La tecnología debe entenderse menos como un conjunto de artefactos y más como una interfaz de conocimientos contextualizados, un espacio donde saberes científicos, técnicos, sociales y culturales se articulan para dar forma a prácticas y sentidos. No se trata de un dominio autónomo, sino de un entramado que traduce conocimiento en acción y que, al mismo tiempo, reconfigura las condiciones mismas del saber.

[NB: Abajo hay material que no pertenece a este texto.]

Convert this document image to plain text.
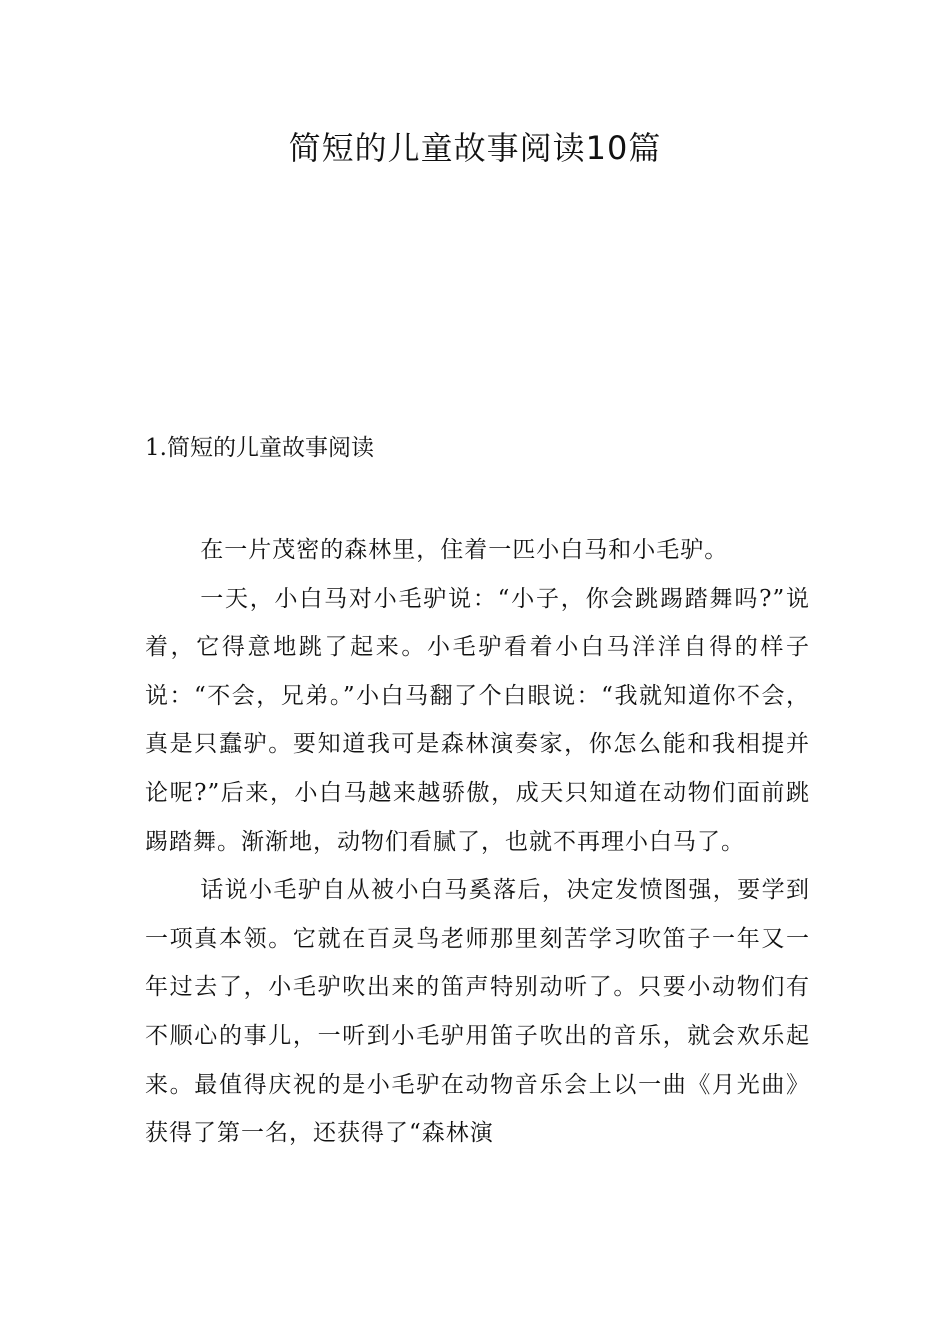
简短的儿童故事阅读10篇
1.简短的儿童故事阅读

在一片茂密的森林里，住着一匹小白马和小毛驴。

一天，小白马对小毛驴说：“小子，你会跳踢踏舞吗?”说着，它得意地跳了起来。小毛驴看着小白马洋洋自得的样子说：“不会，兄弟。”小白马翻了个白眼说：“我就知道你不会，真是只蠢驴。要知道我可是森林演奏家，你怎么能和我相提并论呢?”后来，小白马越来越骄傲，成天只知道在动物们面前跳踢踏舞。渐渐地，动物们看腻了，也就不再理小白马了。

话说小毛驴自从被小白马奚落后，决定发愤图强，要学到一项真本领。它就在百灵鸟老师那里刻苦学习吹笛子一年又一年过去了，小毛驴吹出来的笛声特别动听了。只要小动物们有不顺心的事儿，一听到小毛驴用笛子吹出的音乐，就会欢乐起来。最值得庆祝的是小毛驴在动物音乐会上以一曲《月光曲》获得了第一名，还获得了“森林演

La historia nos recuerda que cada innovación técnica ha implicado una reorganización de los marcos de comprensión social. La imprenta no sólo multiplicó libros, sino que instituyó nuevas formas de autoridad intelectual. La electricidad no sólo iluminó fábricas, sino que transformó ritmos de vida y modos de disciplina. Hoy, los algoritmos y la inteligencia artificial actúan como filtros invisibles que determinan lo que consideramos relevante, naturalizando criterios externos a la deliberación humana. Esa delegación del juicio puede ser peligrosa si no contamos con ciudadanos capaces de comprender y cuestionar esos procesos.

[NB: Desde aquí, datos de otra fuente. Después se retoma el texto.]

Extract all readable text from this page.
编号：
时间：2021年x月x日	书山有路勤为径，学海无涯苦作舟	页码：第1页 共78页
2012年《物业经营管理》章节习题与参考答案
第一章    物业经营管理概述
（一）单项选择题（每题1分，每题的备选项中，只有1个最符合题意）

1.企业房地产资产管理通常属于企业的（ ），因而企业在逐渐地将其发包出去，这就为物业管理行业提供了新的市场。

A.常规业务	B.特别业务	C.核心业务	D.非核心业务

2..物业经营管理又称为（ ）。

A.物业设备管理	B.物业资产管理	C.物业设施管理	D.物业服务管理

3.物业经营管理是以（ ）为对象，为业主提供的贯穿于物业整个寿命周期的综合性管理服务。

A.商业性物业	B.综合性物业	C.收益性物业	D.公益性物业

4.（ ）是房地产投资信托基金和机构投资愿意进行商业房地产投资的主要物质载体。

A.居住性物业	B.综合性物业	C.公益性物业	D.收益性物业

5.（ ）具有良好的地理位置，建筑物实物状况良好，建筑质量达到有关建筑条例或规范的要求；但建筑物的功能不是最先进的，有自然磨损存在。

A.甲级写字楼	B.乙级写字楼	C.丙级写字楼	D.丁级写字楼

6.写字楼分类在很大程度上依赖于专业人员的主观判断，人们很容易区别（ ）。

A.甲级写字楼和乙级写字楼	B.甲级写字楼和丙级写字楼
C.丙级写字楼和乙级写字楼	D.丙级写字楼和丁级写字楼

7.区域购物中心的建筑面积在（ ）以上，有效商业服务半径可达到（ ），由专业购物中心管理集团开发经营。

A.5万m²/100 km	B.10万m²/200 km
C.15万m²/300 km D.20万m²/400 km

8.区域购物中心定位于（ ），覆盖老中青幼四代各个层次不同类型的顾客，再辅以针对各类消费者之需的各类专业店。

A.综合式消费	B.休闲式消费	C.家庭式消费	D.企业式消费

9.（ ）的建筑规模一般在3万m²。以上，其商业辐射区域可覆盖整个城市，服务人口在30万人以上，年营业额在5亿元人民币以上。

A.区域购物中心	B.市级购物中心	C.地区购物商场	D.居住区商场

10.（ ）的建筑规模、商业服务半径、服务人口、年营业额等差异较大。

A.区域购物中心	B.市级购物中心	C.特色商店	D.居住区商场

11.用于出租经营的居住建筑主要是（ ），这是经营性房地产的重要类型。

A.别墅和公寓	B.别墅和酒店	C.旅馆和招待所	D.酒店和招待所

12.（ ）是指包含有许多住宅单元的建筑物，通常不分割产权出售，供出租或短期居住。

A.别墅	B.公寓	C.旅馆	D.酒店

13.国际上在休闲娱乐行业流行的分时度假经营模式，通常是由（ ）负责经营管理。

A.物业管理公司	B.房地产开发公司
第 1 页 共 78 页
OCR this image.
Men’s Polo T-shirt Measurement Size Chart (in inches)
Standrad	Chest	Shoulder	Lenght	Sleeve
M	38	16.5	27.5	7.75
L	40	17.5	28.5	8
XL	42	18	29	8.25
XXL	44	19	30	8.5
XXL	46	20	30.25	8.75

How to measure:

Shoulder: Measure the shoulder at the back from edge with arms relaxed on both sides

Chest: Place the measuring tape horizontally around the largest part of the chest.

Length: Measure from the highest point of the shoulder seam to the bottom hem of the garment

Muchas veces nos preguntamos para qué sirven las matemáticas, la estadística o la física, la respuesta se vuelve clara cuando se entiende como parte de una interfaz de saberes: la estadística, por ejemplo, deja de ser un conjunto de fórmulas abstractas cuando se combina con herramientas digitales para analizar datos de salud en una comuna o para proyectar el impacto de la sequía en la agricultura local. La tecnología no solo facilita la aplicación práctica, sino que otorga sentido cultural y social a disciplinas que, aisladas, parecen áridas o distantes.

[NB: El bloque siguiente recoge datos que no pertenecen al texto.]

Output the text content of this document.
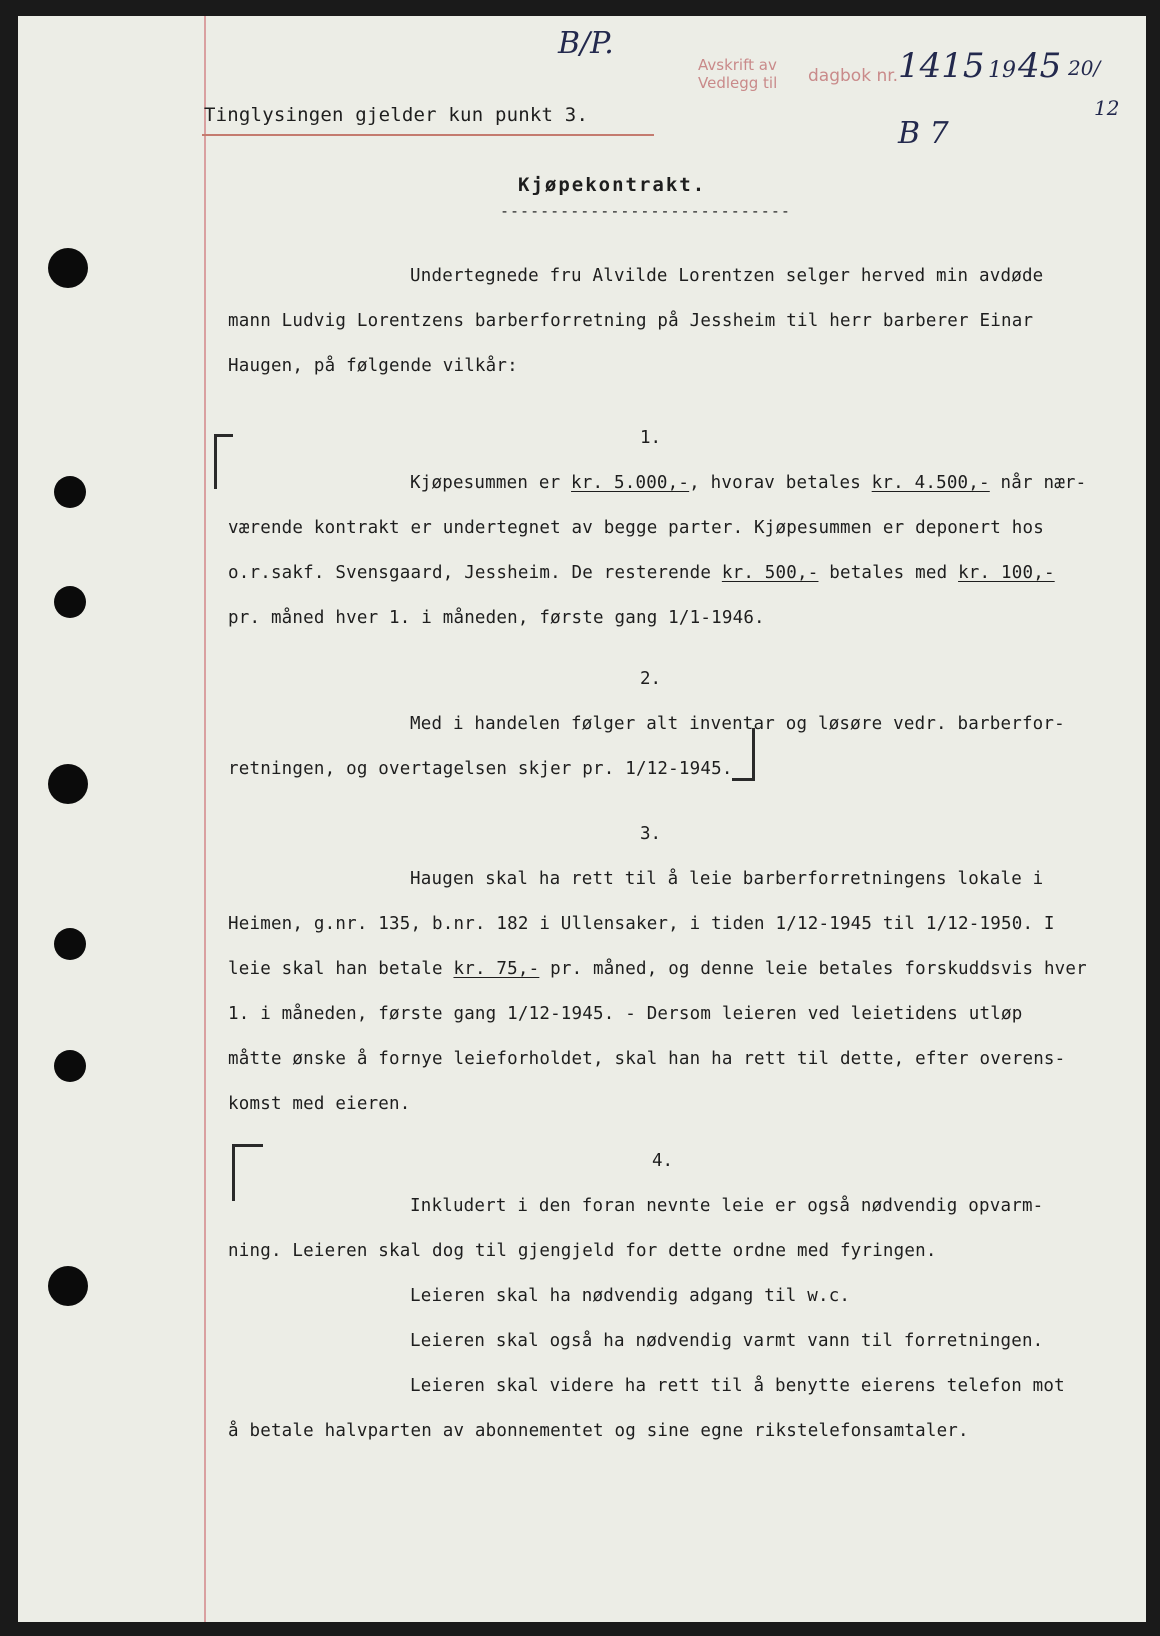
B/P.
B 7
Avskrift av
Vedlegg til dagbok nr. 1415 19 45 20/
12
Tinglysingen gjelder kun punkt 3.
Kjøpekontrakt.
-----------------------------
Undertegnede fru Alvilde Lorentzen selger herved min avdøde
mann Ludvig Lorentzens barberforretning på Jessheim til herr barberer Einar
Haugen, på følgende vilkår:
1.
Kjøpesummen er kr. 5.000,-, hvorav betales kr. 4.500,- når nær-
værende kontrakt er undertegnet av begge parter. Kjøpesummen er deponert hos
o.r.sakf. Svensgaard, Jessheim. De resterende kr. 500,- betales med kr. 100,-
pr. måned hver 1. i måneden, første gang 1/1-1946.
2.
Med i handelen følger alt inventar og løsøre vedr. barberfor-
retningen, og overtagelsen skjer pr. 1/12-1945.
3.
Haugen skal ha rett til å leie barberforretningens lokale i
Heimen, g.nr. 135, b.nr. 182 i Ullensaker, i tiden 1/12-1945 til 1/12-1950. I
leie skal han betale kr. 75,- pr. måned, og denne leie betales forskuddsvis hver
1. i måneden, første gang 1/12-1945. - Dersom leieren ved leietidens utløp
måtte ønske å fornye leieforholdet, skal han ha rett til dette, efter overens-
komst med eieren.
4.
Inkludert i den foran nevnte leie er også nødvendig opvarm-
ning. Leieren skal dog til gjengjeld for dette ordne med fyringen.
Leieren skal ha nødvendig adgang til w.c.
Leieren skal også ha nødvendig varmt vann til forretningen.
Leieren skal videre ha rett til å benytte eierens telefon mot
å betale halvparten av abonnementet og sine egne rikstelefonsamtaler.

Como bien expresó David Cavallo en su propuesta de emergent design desarrollada en el MIT y en OLPC: "La antropología epistemológica aplicada consiste en indagar las habilidades y conocimientos presentes en una comunidad y usarlos como puentes hacia nuevos contenidos." Esta mirada nos invita a construir una educación que emerja desde la experiencia local, fomente la apropiación crítica y fortalezca el vínculo cultural con los procesos de aprendizaje.
La actualización curricular que hoy se discute en Chile nos brinda una oportunidad histórica, no se trata solo de agregar asignaturas instrumentales como programación, robótica o alfabetización digital. Se trata de repensar la relación entre tecnología, saberes y contexto, para que el currículum no sea un listado de contenidos aislados y se convierta en un verdadero puente entre escuela y sociedad. Si logramos aprovechar este momento, podremos transitar hacia un currículum vivo, capaz de formar ciudadanos críticos, creativos y situados en los desafíos de nuestro tiempo.
La invitación es clara: que la tecnología no sea un fetiche, sino un lugar de mediación cultural, que abra horizontes de autonomía y sentido para las nuevas generaciones.